There was a chime, and Lyra appeared. “Hello, Mary,” she said. “Welcome back.”

“Lyra, what’s going on here? Who are these men?”

“These are guards from Capias World.”

“But what are they doing here?”

“Ellen has changed her services contractor. Capias World will be handling Starke security from now on.”

“They want to scan me.”

“I’m sorry, Mary, but you’ll have to submit to their rules, like everyone else, at least during the transition phase.”

UP ON THE ground floor, the marvels continued. Instead of Applied People janes and dorises, there was a Capias World variety of domestics.

Mary hurried to her own suite, concerned that it, too, might have changed allegiance during her absence. But all was the same as she had left it four days earlier. She shut the door and sat in her armchair. In a little while, the door chimed and announced Georgine.

“Let her in,” she said without getting up.

Georgine crossed the room and crouched next to her chair. “Mary, are you all right? How is Fred?”

“Fine, fine,” Mary said. “We’re fine. I’m just a little overwhelmed. What’s going on around here? Who are those people? Why are they here?”

“You should’ve let us know you were coming in today. I could’ve tried to prepare you. Ellen has gone off the deep end again. Everything was going well with the Protatter and extinguishing her mother delusion and all, but then apparently a new one sprang up in its place, a fixed idea, as Dr. Lamprey called it. Now Ellen accepts that her mother is dead, but she wants to exact unholy revenge against her mother’s killers. Myr Tiekel from E-Pluribus is fanning the flames. She told Ellen it was Zoranna Alblaitor who killed Eleanor Starke.”

“Our Alblaitor? That makes no sense.”

“I know, but it didn’t stop Ellen from firing all Applied People iterants on the spot, here at the Manse and throughout the entire Starke Enterprises, and replacing them with these Capias people.

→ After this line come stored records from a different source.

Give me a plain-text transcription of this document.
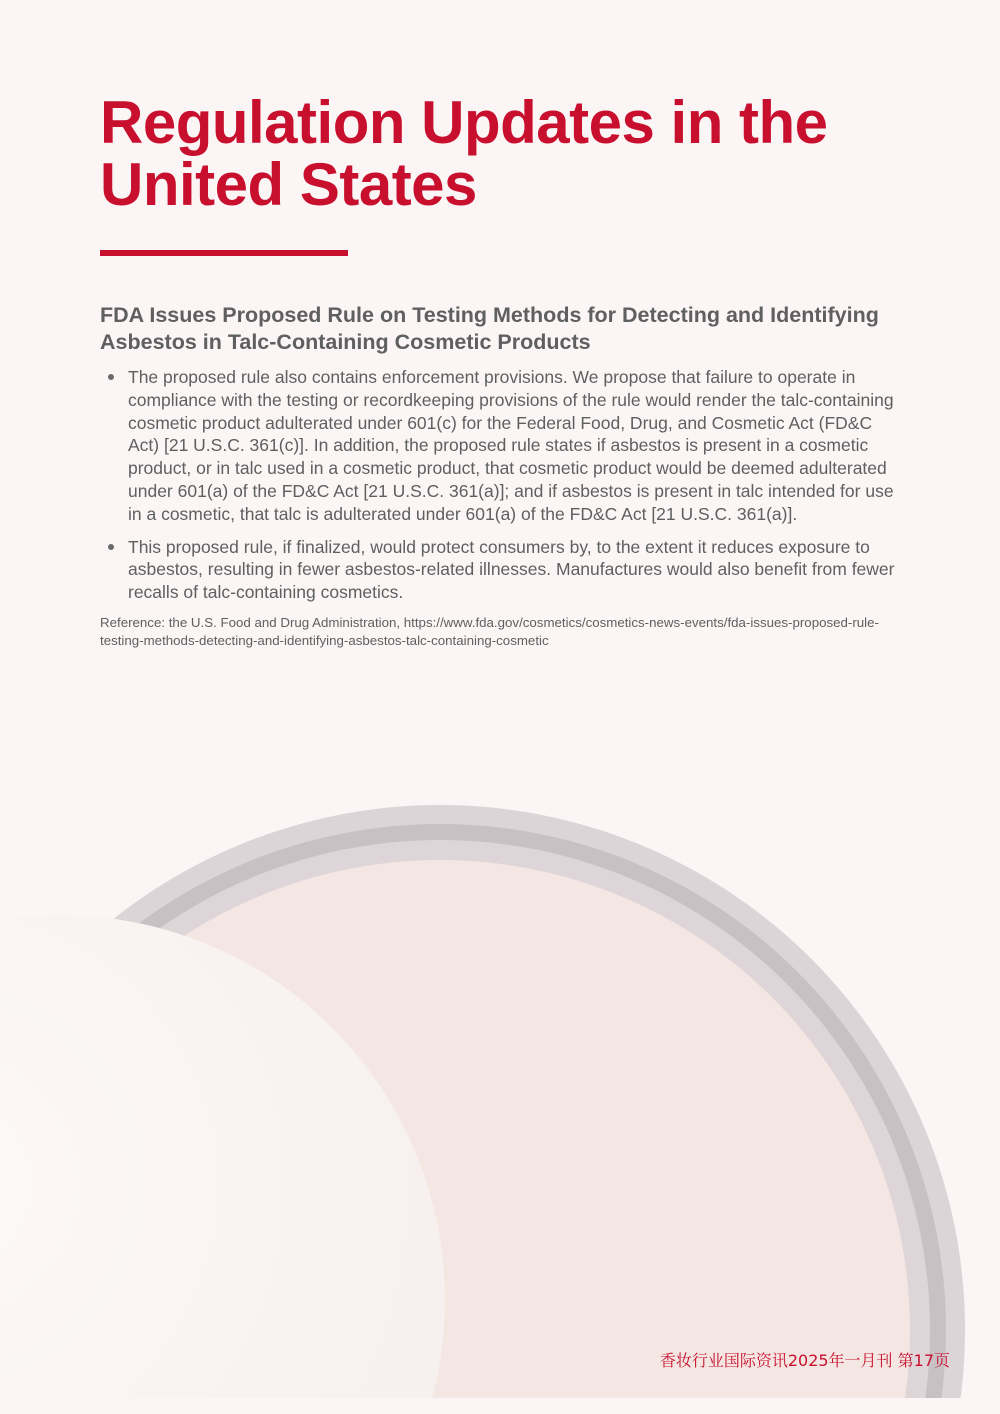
Regulation Updates in the United States
FDA Issues Proposed Rule on Testing Methods for Detecting and Identifying Asbestos in Talc-Containing Cosmetic Products
The proposed rule also contains enforcement provisions. We propose that failure to operate in compliance with the testing or recordkeeping provisions of the rule would render the talc-containing cosmetic product adulterated under 601(c) for the Federal Food, Drug, and Cosmetic Act (FD&C Act) [21 U.S.C. 361(c)]. In addition, the proposed rule states if asbestos is present in a cosmetic product, or in talc used in a cosmetic product, that cosmetic product would be deemed adulterated under 601(a) of the FD&C Act [21 U.S.C. 361(a)]; and if asbestos is present in talc intended for use in a cosmetic, that talc is adulterated under 601(a) of the FD&C Act [21 U.S.C. 361(a)].
This proposed rule, if finalized, would protect consumers by, to the extent it reduces exposure to asbestos, resulting in fewer asbestos-related illnesses. Manufactures would also benefit from fewer recalls of talc-containing cosmetics.
Reference: the U.S. Food and Drug Administration, https://www.fda.gov/cosmetics/cosmetics-news-events/fda-issues-proposed-rule-testing-methods-detecting-and-identifying-asbestos-talc-containing-cosmetic
香妆行业国际资讯2025年一月刊 第17页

“Then Dr. Lamprey started talking about doing a more radical procedure to extinguish this new delusion and all memory of the crash, and she fired him too. Now there’s no physician, and the Capias nurses are in charge.”

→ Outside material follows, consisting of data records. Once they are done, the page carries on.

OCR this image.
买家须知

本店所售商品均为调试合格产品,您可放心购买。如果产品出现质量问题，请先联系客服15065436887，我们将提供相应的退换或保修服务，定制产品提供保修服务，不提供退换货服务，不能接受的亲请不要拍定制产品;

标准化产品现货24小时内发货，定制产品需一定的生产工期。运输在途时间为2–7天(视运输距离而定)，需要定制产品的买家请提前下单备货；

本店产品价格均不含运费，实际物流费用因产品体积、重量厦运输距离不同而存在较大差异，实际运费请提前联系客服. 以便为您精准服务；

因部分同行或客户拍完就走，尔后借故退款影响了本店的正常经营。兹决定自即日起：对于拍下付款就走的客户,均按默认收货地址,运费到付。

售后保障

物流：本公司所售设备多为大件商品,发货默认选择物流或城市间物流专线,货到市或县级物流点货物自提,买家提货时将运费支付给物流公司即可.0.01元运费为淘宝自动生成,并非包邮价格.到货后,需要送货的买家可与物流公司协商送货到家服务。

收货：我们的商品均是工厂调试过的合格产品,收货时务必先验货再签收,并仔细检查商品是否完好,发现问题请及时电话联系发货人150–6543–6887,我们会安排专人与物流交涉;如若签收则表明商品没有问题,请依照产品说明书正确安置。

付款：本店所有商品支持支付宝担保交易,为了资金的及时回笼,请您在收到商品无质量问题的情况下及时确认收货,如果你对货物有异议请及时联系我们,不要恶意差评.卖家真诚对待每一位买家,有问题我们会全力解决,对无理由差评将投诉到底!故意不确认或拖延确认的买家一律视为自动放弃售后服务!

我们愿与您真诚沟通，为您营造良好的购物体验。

“Didn’t Cabinet do anything?”

“No, it stayed out of it, and Lyra didn’t know what to do. Right now we’re trying to talk Dr. Rouselle into coming back, but she’s too busy running her new hospital. And on top of that, Ellen is depressed and hasn’t left her tank for two solid days, and the nusses won’t even let us talk to her.”

“The nusses?”

“The Capias nursing line.”

“They won’t even let you near her?”

Georgine shook her head.

“We’ll just see about that,” Mary said, rising from her armchair.

“NO UNAUTHORIZED PERSONS allowed,” the nuss said, blocking the door to Ellen’s bedroom.

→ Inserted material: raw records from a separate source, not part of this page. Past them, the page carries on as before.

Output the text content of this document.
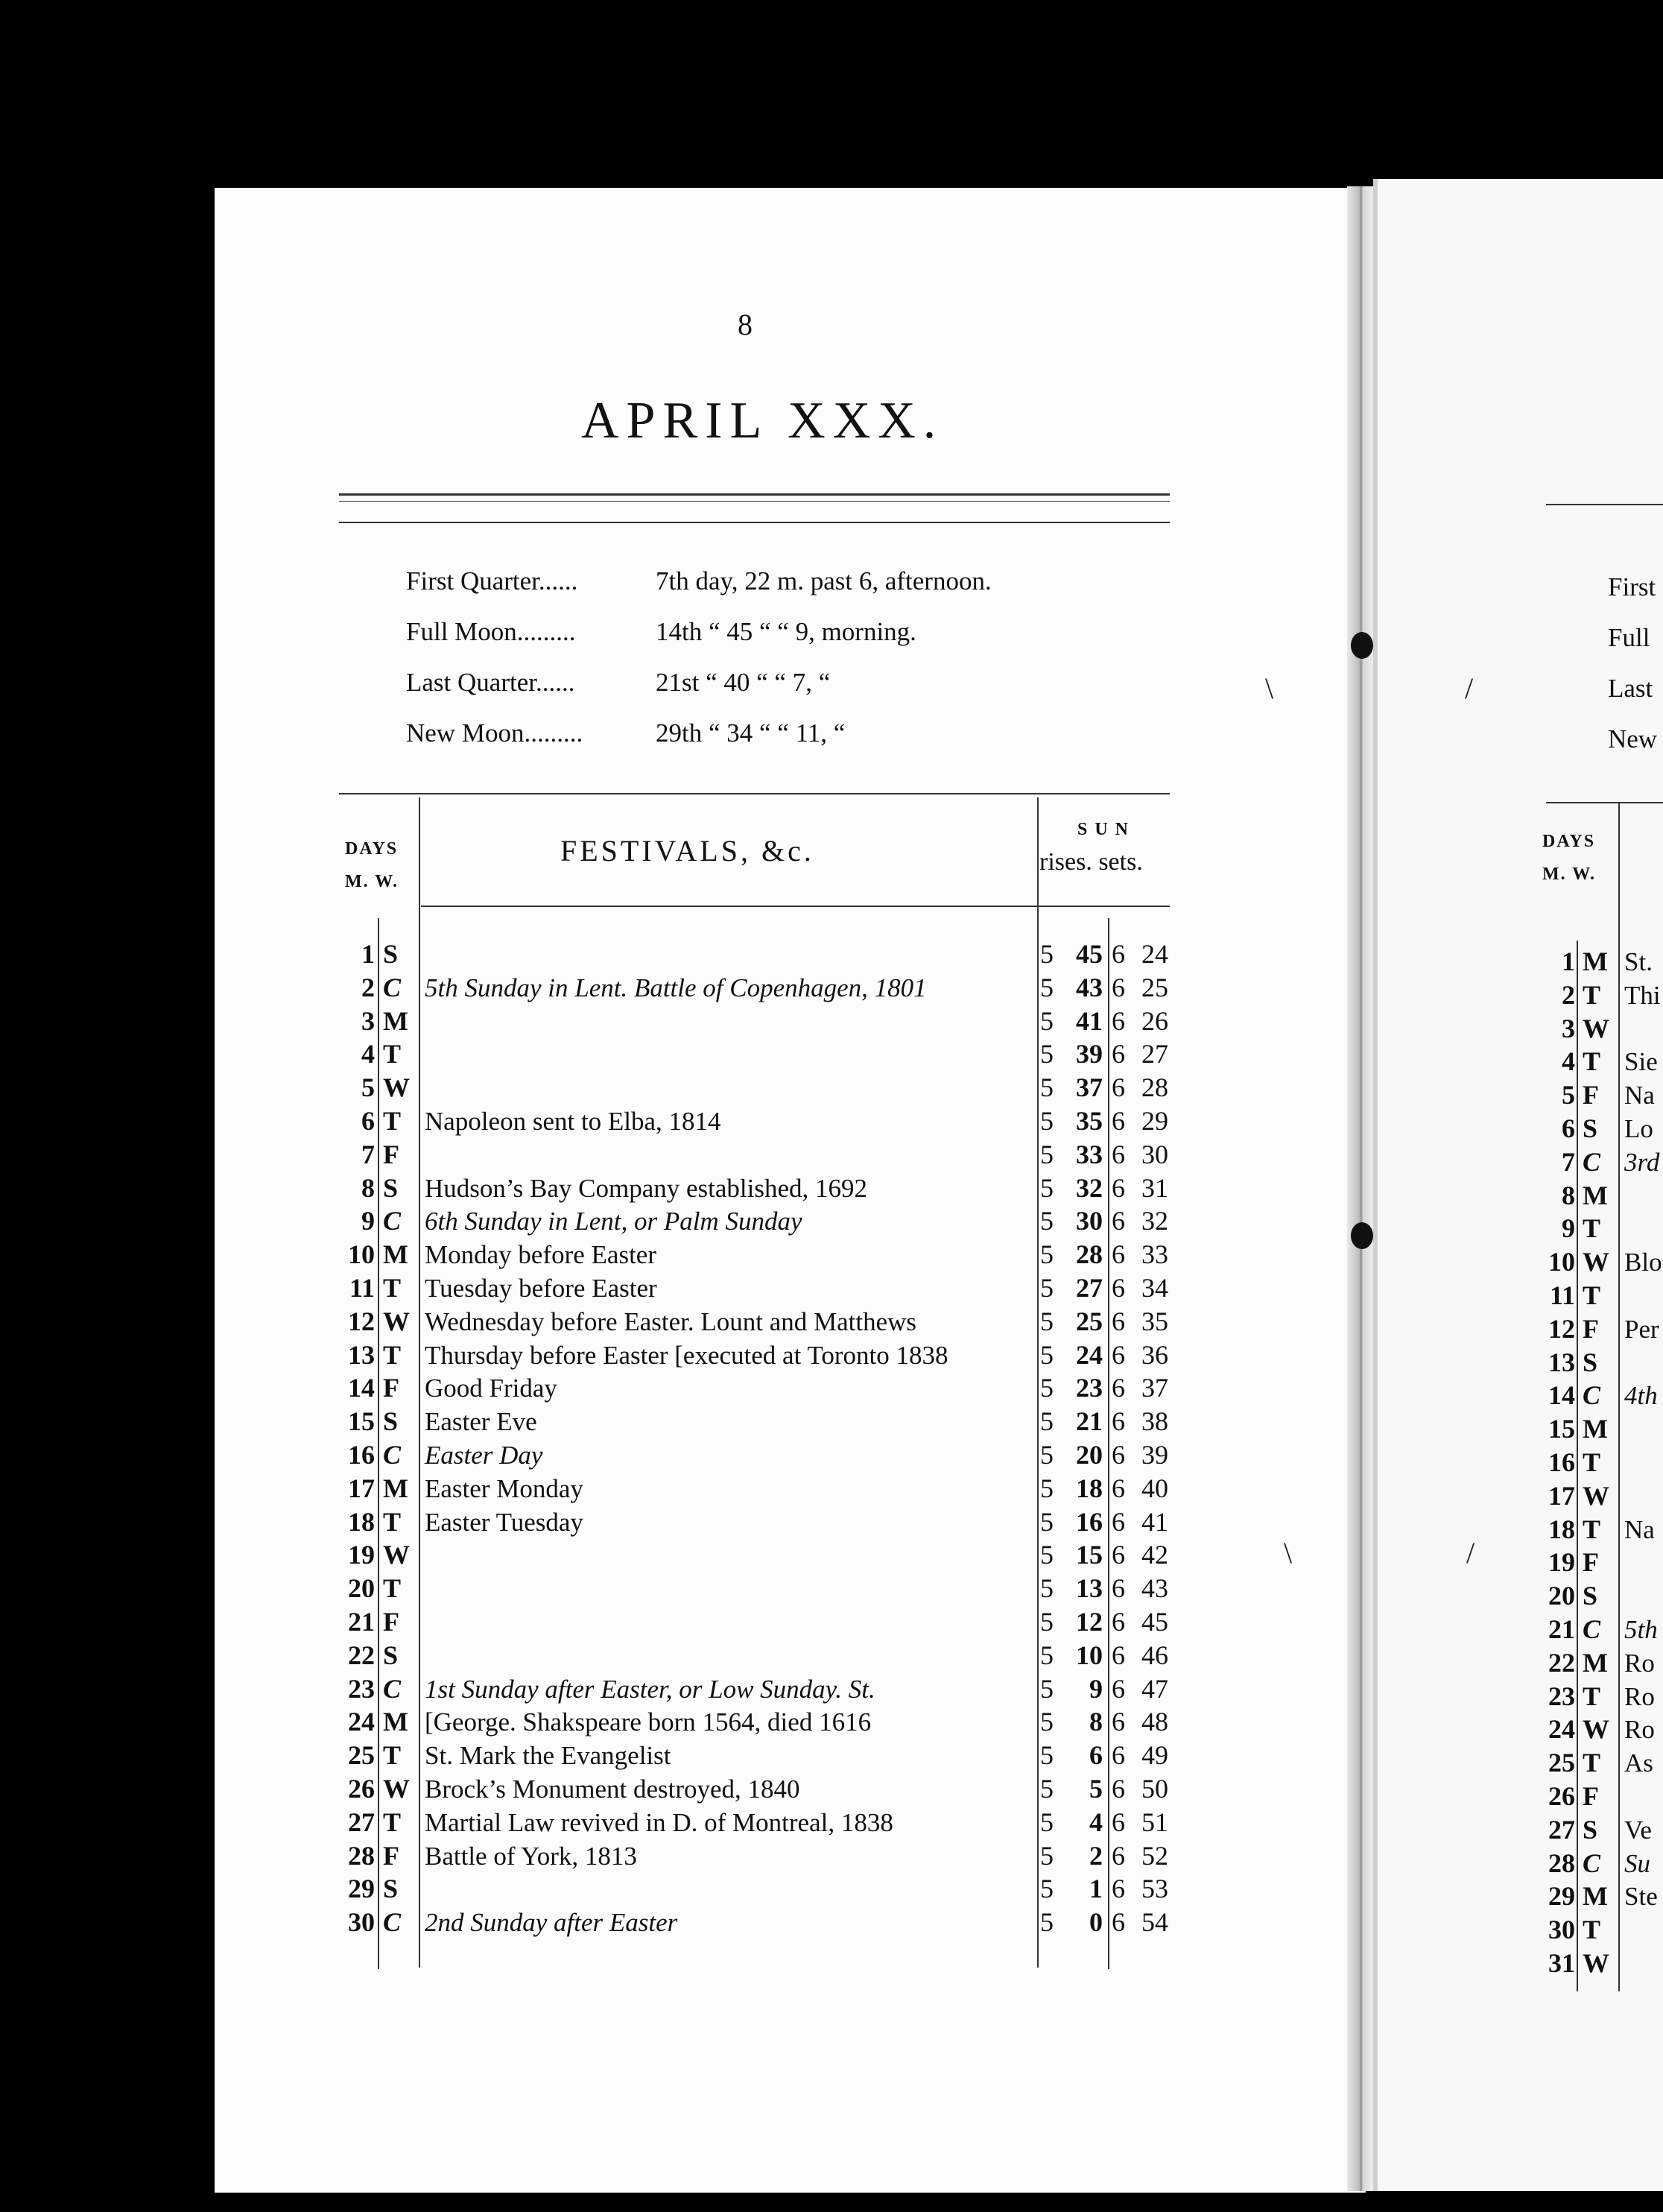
8
APRIL XXX.
First Quarter......	7th day, 22 m. past 6, afternoon.
Full Moon.........	14th “ 45 “ “ 9, morning.
Last Quarter......	21st “ 40 “ “ 7, “
New Moon.........	29th “ 34 “ “ 11, “
DAYS
M. W.
FESTIVALS, &c.
S U N
rises. sets.
1 S	5 45 6 24
2 C 5th Sunday in Lent. Battle of Copenhagen, 1801	5 43 6 25
3 M	5 41 6 26
4 T	5 39 6 27
5 W	5 37 6 28
6 T Napoleon sent to Elba, 1814	5 35 6 29
7 F	5 33 6 30
8 S Hudson’s Bay Company established, 1692	5 32 6 31
9 C 6th Sunday in Lent, or Palm Sunday	5 30 6 32
10 M Monday before Easter	5 28 6 33
11 T Tuesday before Easter	5 27 6 34
12 W Wednesday before Easter. Lount and Matthews	5 25 6 35
13 T Thursday before Easter [executed at Toronto 1838	5 24 6 36
14 F Good Friday	5 23 6 37
15 S Easter Eve	5 21 6 38
16 C Easter Day	5 20 6 39
17 M Easter Monday	5 18 6 40
18 T Easter Tuesday	5 16 6 41
19 W	5 15 6 42
20 T	5 13 6 43
21 F	5 12 6 45
22 S	5 10 6 46
23 C 1st Sunday after Easter, or Low Sunday. St.	5	9 6 47
24 M [George. Shakspeare born 1564, died 1616	5	8 6 48
25 T St. Mark the Evangelist	5	6 6 49
26 W Brock’s Monument destroyed, 1840	5	5 6 50
27 T Martial Law revived in D. of Montreal, 1838	5	4 6 51
28 F Battle of York, 1813	5	2 6 52
29 S	5	1 6 53
30 C 2nd Sunday after Easter	5	0 6 54
First
Full
Last
New
DAYS
M. W.
1 M St.
2 T Thi
3 W
4 T Sie
5 F Na
6 S Lo
7 C 3rd
8 M
9 T
10 W Blo
11 T
12 F Per
13 S
14 C 4th
15 M
16 T
17 W
18 T Na
19 F
20 S
21 C 5th
22 M Ro
23 T Ro
24 W Ro
25 T As
26 F
27 S Ve
28 C Su
29 M Ste
30 T
31 W
\	/
\	/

“We are authorized,” Mary said.

“Not according to my orders.”

Mary smiled in a dead-on imitation of a russ game face. “Myr Nuss, I am Mary Skarland. Have you ever heard of me?”

The nuss nodded tentatively.

These nusses weren’t as physically imposing as jennys, and Mary threw back her shoulders and declared, “Then you know what I’m capable of. You know that the last person who tried to keep me from assisting Myr Starke is rotting in his grave, a stick driven through his brain. And you know that I’d rather fight than talk and that if you don’t remove your person from my sight this very instant, I will walk right through you. Do you understand me, myr?”

The nuss gave way.

Inside the bedroom, the shades were drawn, and the hernandez tank stood in shadow. A second nuss on duty turned to Mary and said, “What are you doing here?”

“As you were, Nurse,” Mary said and went around her to the tank. “Lights at full!” she commanded the room. “Window full wide!” The woman/baby floated, eyes closed, in the purplish medium like a medical curiosity. Mary rapped sharply on the tank, and Ellen’s eyelids fluttered. Mary continued to rap. At first Ellen stared blankly at her, but gradually her eyes focused, and she reached out her arms.